A federal jury in Minneapolis ruled last Thursday against Jammie Thomas-Rasset for sharing illegally 24 songs over Kazaa, a popular Internet peer-to-peer (P2P) network, and was ordered to indemnify the recording companies of $80,000 per song or nearly $2 million!

Jammie is not the first to be caught and convicted for sharing copyrighted material since the P2P frenzy. Napster (another file sharing service like Kazaa) also paid a huge amount to recording companies for facilitating uninhibited exchanges of copyrighted music among its members and a number of others including a high school cheerleader who was also caught downloading via P2P Mariah Carey, The Police and Eminem's recordings while doing her homework on her computer.

Since the proliferation of P2Ps, the Recording Industry Association of America (RIAA) has had filed 30,000 similar lawsuits against individuals and file sharing networks for copyright infringement which they hope would serve as a lesson and deterrence to violators. But unlike the RIAA, the Philippine Association of the Record Industry (PARI) is not as litigant. For obvious reasons, PARI doesn't have the resources to launch a campaign of such scale inasmuch as they will never get any indemnification anyway if they ever caught some newbies sharing videos or music to another fellow from miles away.
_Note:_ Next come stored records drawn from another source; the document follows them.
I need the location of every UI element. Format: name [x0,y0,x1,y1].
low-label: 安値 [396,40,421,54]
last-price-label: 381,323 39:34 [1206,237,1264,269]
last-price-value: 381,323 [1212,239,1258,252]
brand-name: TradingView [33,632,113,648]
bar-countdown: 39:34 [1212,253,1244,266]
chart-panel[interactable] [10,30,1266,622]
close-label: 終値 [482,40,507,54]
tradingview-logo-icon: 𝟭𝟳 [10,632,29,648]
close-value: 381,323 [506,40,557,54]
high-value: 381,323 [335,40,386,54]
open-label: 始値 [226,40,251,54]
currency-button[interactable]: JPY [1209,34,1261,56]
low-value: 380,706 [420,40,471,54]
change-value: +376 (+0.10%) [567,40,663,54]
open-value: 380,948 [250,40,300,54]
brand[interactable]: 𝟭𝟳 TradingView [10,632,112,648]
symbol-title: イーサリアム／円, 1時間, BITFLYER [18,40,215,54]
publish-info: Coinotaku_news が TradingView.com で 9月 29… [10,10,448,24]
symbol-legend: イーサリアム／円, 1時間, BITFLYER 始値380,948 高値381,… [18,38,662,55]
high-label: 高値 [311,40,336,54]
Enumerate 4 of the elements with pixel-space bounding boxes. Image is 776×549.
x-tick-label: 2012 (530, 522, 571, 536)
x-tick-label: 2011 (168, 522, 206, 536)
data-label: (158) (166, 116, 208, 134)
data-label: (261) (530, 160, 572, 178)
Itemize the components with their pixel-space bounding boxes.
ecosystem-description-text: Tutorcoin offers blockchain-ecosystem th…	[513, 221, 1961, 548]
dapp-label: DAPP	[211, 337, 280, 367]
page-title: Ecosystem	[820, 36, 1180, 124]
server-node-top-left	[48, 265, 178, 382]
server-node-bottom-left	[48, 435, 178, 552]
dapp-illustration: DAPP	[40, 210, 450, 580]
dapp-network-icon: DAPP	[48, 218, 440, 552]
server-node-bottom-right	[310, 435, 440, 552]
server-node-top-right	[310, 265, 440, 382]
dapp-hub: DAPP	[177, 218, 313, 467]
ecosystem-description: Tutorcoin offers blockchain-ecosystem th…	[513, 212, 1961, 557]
But even if they had the resources to litigate offenders, our law enforcement is also ill-equipped to pursue cybercrimes let alone understand how felons do them over the Internet, techwise.             

So in countries where law enforcement is not technically mature to deal with cybercrimes coupled with an industry unwilling to spend for legal representations, they all the more render the global campaign against piracy a wasteful and toilsome pursuit. Thus, illegal file sharing will be here to stay for long -- and we can only wish not for good.    

But it is not the only reason why illegal file exchanges happen everyday in the Internet. Users like teenagers (who by the way, comprise the heavy bulk of file sharers) are now more sophisticated to hide their identities online. Users who are also dead mad with the RIAA keep their contents away from their noses by hosting them in servers to countries with little or no intellectual property restrictions.                

In spite of these long and arduous chase against these online delinquents but for so long as content remains accessible to a few can-affords, there is no wisdom running after illegal "cybersharers". They did not choose to be born that way but were made to be like that and will remain perpetually so if and when their originators insist a heavy tag price on their contents.

Inasmuch as we don't want to condone copyright infringement, we shouldn't condone overpricing of copyrighted material equally either.

The availability of freeware such as those in the Open Source community is an example that applications and even digital products (like videos, photos, music and etc) can be made available to the public even without paying for them. Users are even encouraged to share them to others. So why are we paying a hefty sum for copyrighted material when it is now possible to give them away for free?